MKU and the Henry Family Advised Fund are committed to working with Smile Train to train physicians in delivering robust, safe and cost-effective cleft surgeries, that will result in the creation of centres of excellence at the county level in surgical equipment, trained health workforces and mobile telehealth connectivity for fast-tracking patient pre-operative, surgical and post-operative care.

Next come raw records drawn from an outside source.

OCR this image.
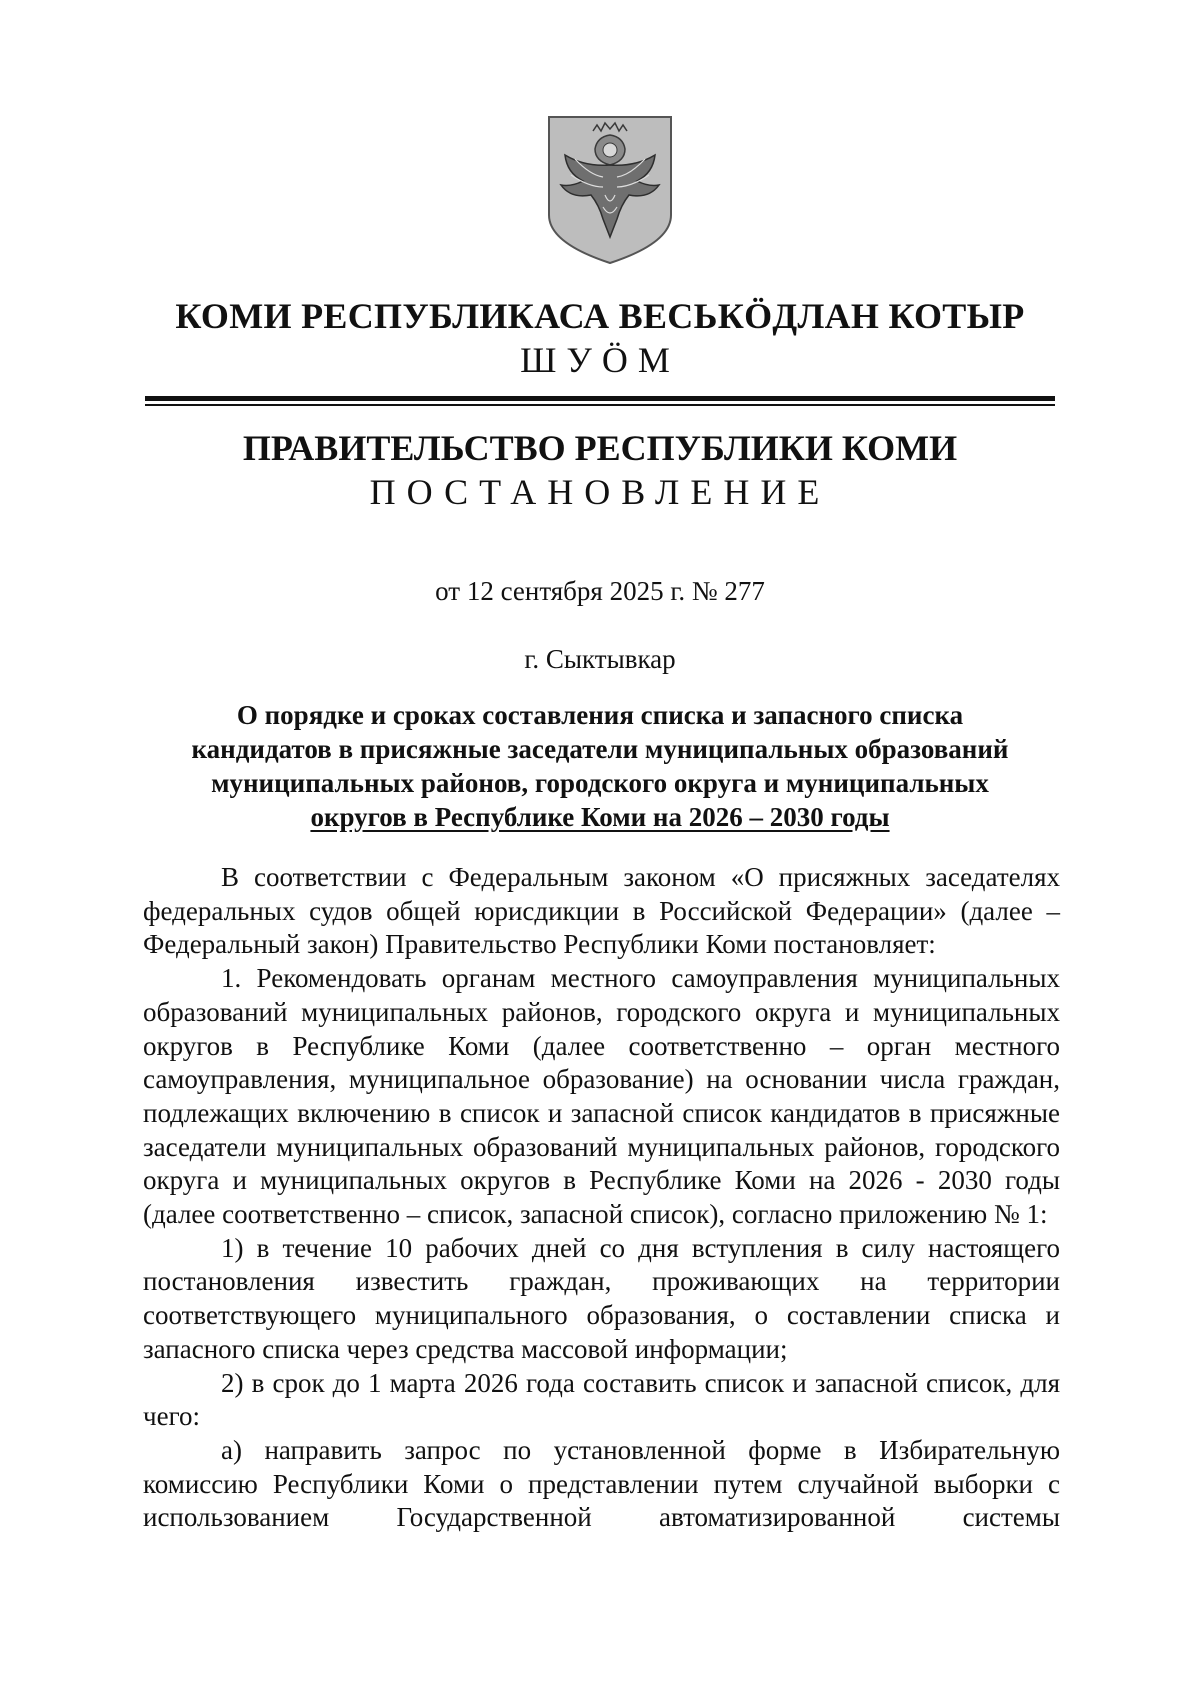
КОМИ РЕСПУБЛИКАСА ВЕСЬКÖДЛАН КОТЫР
ШУÖМ
ПРАВИТЕЛЬСТВО РЕСПУБЛИКИ КОМИ
ПОСТАНОВЛЕНИЕ
от 12 сентября 2025 г. № 277
г. Сыктывкар
О порядке и сроках составления списка и запасного списка
кандидатов в присяжные заседатели муниципальных образований
муниципальных районов, городского округа и муниципальных
округов в Республике Коми на 2026 – 2030 годы

В соответствии с Федеральным законом «О присяжных заседателях федеральных судов общей юрисдикции в Российской Федерации» (далее – Федеральный закон) Правительство Республики Коми постановляет:

1. Рекомендовать органам местного самоуправления муниципальных образований муниципальных районов, городского округа и муниципальных округов в Республике Коми (далее соответственно – орган местного самоуправления, муниципальное образование) на основании числа граждан, подлежащих включению в список и запасной список кандидатов в присяжные заседатели муниципальных образований муниципальных районов, городского округа и муниципальных округов в Республике Коми на 2026 - 2030 годы (далее соответственно – список, запасной список), согласно приложению № 1:

1) в течение 10 рабочих дней со дня вступления в силу настоящего постановления известить граждан, проживающих на территории соответствующего муниципального образования, о составлении списка и запасного списка через средства массовой информации;

2) в срок до 1 марта 2026 года составить список и запасной список, для чего:

а) направить запрос по установленной форме в Избирательную комиссию Республики Коми о представлении путем случайной выборки с использованием Государственной автоматизированной системы
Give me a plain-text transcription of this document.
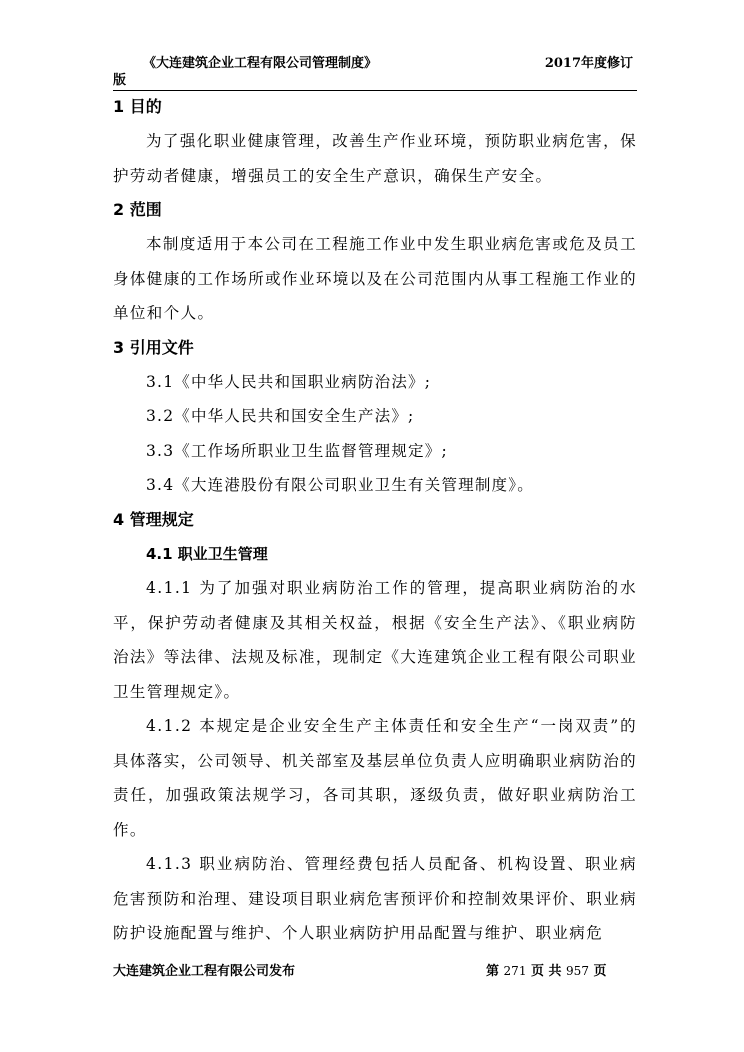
《大连建筑企业工程有限公司管理制度》	2017年度修订
版
1 目的

为了强化职业健康管理，改善生产作业环境，预防职业病危害，保护劳动者健康，增强员工的安全生产意识，确保生产安全。

2 范围

本制度适用于本公司在工程施工作业中发生职业病危害或危及员工身体健康的工作场所或作业环境以及在公司范围内从事工程施工作业的单位和个人。

3 引用文件

3.1《中华人民共和国职业病防治法》;

3.2《中华人民共和国安全生产法》;

3.3《工作场所职业卫生监督管理规定》;

3.4《大连港股份有限公司职业卫生有关管理制度》。

4 管理规定

4.1 职业卫生管理

4.1.1 为了加强对职业病防治工作的管理，提高职业病防治的水平，保护劳动者健康及其相关权益，根据《安全生产法》、《职业病防治法》等法律、法规及标准，现制定《大连建筑企业工程有限公司职业卫生管理规定》。

4.1.2 本规定是企业安全生产主体责任和安全生产“一岗双责”的具体落实，公司领导、机关部室及基层单位负责人应明确职业病防治的责任，加强政策法规学习，各司其职，逐级负责，做好职业病防治工作。

4.1.3 职业病防治、管理经费包括人员配备、机构设置、职业病危害预防和治理、建设项目职业病危害预评价和控制效果评价、职业病防护设施配置与维护、个人职业病防护用品配置与维护、职业病危

大连建筑企业工程有限公司发布	第 271 页 共 957 页
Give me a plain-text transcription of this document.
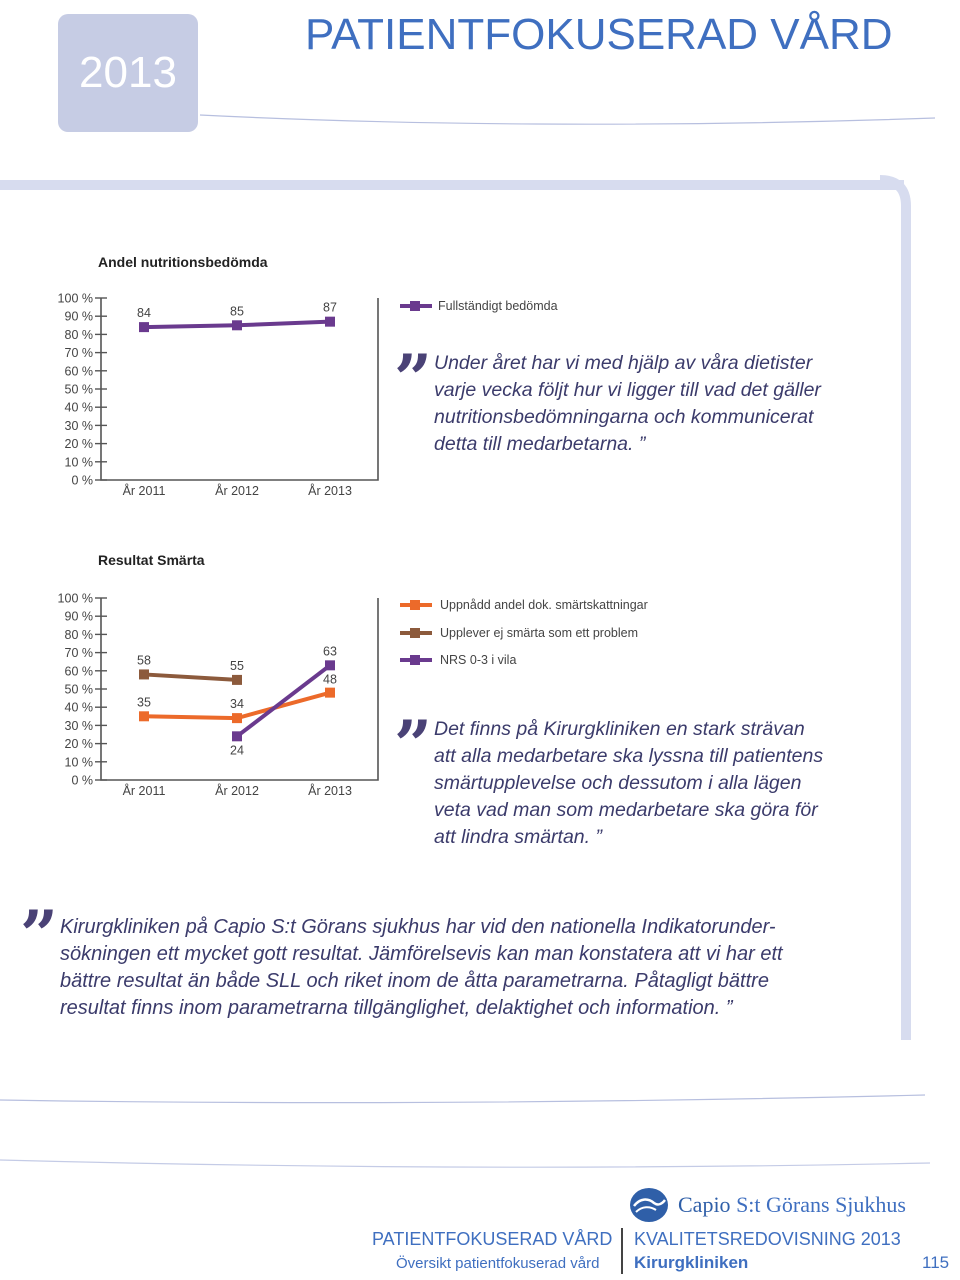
2013
PATIENTFOKUSERAD VÅRD
Andel nutritionsbedömda
100 %
90 %
80 %
70 %
60 %
50 %
40 %
30 %
20 %
10 %
0 %
År 2011	År 2012	År 2013
84	85	87	Fullständigt bedömda
” Under året har vi med hjälp av våra dietister
varje vecka följt hur vi ligger till vad det gäller
nutritionsbedömningarna och kommunicerat
detta till medarbetarna. ”
Resultat Smärta
100 %
90 %
80 %
70 %
60 %
50 %
40 %
30 %
20 %
10 %
0 %
År 2011	År 2012	År 2013
35	34
48
58	55
24
63
Uppnådd andel dok. smärtskattningar
Upplever ej smärta som ett problem
NRS 0-3 i vila
” Det finns på Kirurgkliniken en stark strävan
att alla medarbetare ska lyssna till patientens
smärtupplevelse och dessutom i alla lägen
veta vad man som medarbetare ska göra för
att lindra smärtan. ”
” Kirurgkliniken på Capio S:t Görans sjukhus har vid den nationella Indikatorunder-
sökningen ett mycket gott resultat. Jämförelsevis kan man konstatera att vi har ett
bättre resultat än både SLL och riket inom de åtta parametrarna. Påtagligt bättre
resultat finns inom parametrarna tillgänglighet, delaktighet och information. ”
Capio S:t Görans Sjukhus
PATIENTFOKUSERAD VÅRD
Översikt patientfokuserad vård
KVALITETSREDOVISNING 2013
Kirurgkliniken	115
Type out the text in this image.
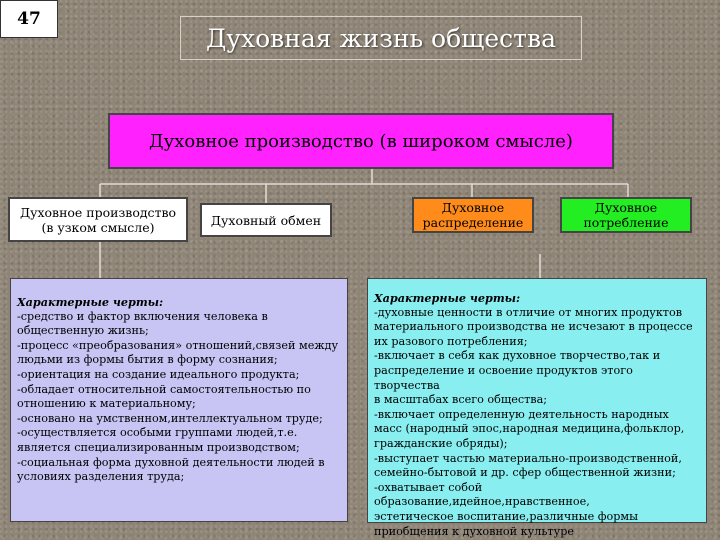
47
Духовная жизнь общества
Духовное производство (в широком смысле)
Духовное производство
(в узком смысле)	Духовный обмен
Духовное
распределение
Духовное
потребление
Характерные черты:
-средство и фактор включения человека в
общественную жизнь;
-процесс «преобразования» отношений,связей между
людьми из формы бытия в форму сознания;
-ориентация на создание идеального продукта;
-обладает относительной самостоятельностью по
отношению к материальному;
-основано на умственном,интеллектуальном труде;
-осуществляется особыми группами людей,т.е.
является специализированным производством;
-социальная форма духовной деятельности людей в
условиях разделения труда;
Характерные черты:
-духовные ценности в отличие от многих продуктов
материального производства не исчезают в процессе
их разового потребления;
-включает в себя как духовное творчество,так и
распределение и освоение продуктов этого творчества
в масштабах всего общества;
-включает определенную деятельность народных
масс (народный эпос,народная медицина,фольклор,
гражданские обряды);
-выступает частью материально-производственной,
семейно-бытовой и др. сфер общественной жизни;
-охватывает собой образование,идейное,нравственное,
эстетическое воспитание,различные формы
приобщения к духовной культуре
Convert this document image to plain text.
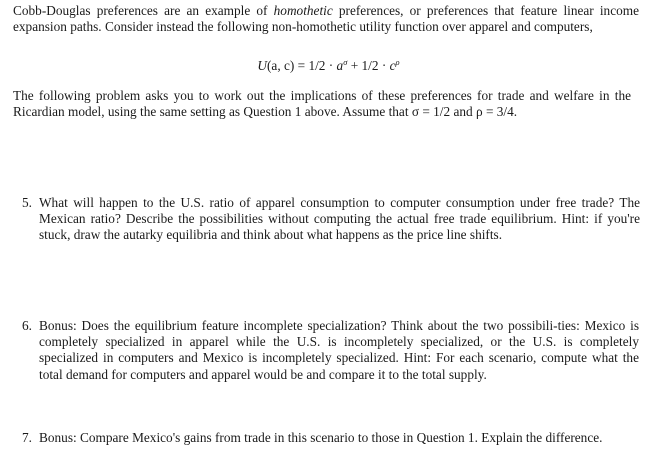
Cobb-Douglas preferences are an example of homothetic preferences, or preferences that feature linear income expansion paths. Consider instead the following non-homothetic utility function over apparel and computers,

U(a, $c) = 1/2 \cdot a^\sigma + 1/2 \cdot c^\rho$

The following problem asks you to work out the implications of these preferences for trade and welfare in the Ricardian model, using the same setting as Question 1 above. Assume that σ = 1/2 and ρ = 3/4.

5. What will happen to the U.S. ratio of apparel consumption to computer consumption under free trade? The Mexican ratio? Describe the possibilities without computing the actual free trade equilibrium. Hint: if you're stuck, draw the autarky equilibria and think about what happens as the price line shifts.

6. Bonus: Does the equilibrium feature incomplete specialization? Think about the two possibili-ties: Mexico is completely specialized in apparel while the U.S. is incompletely specialized, or the U.S. is completely specialized in computers and Mexico is incompletely specialized. Hint: For each scenario, compute what the total demand for computers and apparel would be and compare it to the total supply.

7. Bonus: Compare Mexico's gains from trade in this scenario to those in Question 1. Explain the difference.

The Henry Family Advised Fund and its partners; College of Surgeons of East, Central, and Southern Africa(COSECSA), Smile Train, and MKU’s e-Health and Informatics Centre have signed an MOU with Meru County Government for piloting county-wide eradication of the backlog of neglected surgical diseases (NSDs). They include cases of children born with congenital deformities such as cleft lip and palate, cataracts, hernias, and clubfoot, women who have been disabled with a fistula in their noble act of giving birth as well as victims of untreated injuries because of violence, and road traffic accidents. Such victims do not have a chance to live a normal life unless they receive life-saving or disability-preventing procedures.
According to Henry Family Advised Fund Co-director, Orion Henry, their strategy is to identify the NSDs, map the cases to nearest level four hospital and treat the NSDs. Phase one will involve elimination of the backlog of all the existing cases of cleft lips and palates and subsequently move to the next category of neglected surgical diseases. Once the backlog of neglect surgical diseases is eradicated, they will include these conditions in a basic package of interventions covered under NHIF so that every child that is subsequently born will receive life-changing treatment, every mother who needs emergency or surgical care will receive it, while the injured will be cared for, regardless of their ability to pay.
He said the Meru County pilot eradication programme is scheduled to end by December 31st, 2018 after which the government will analyze the results and lessons learnt to help in scaling up the same in the other 46 counties in Kenya.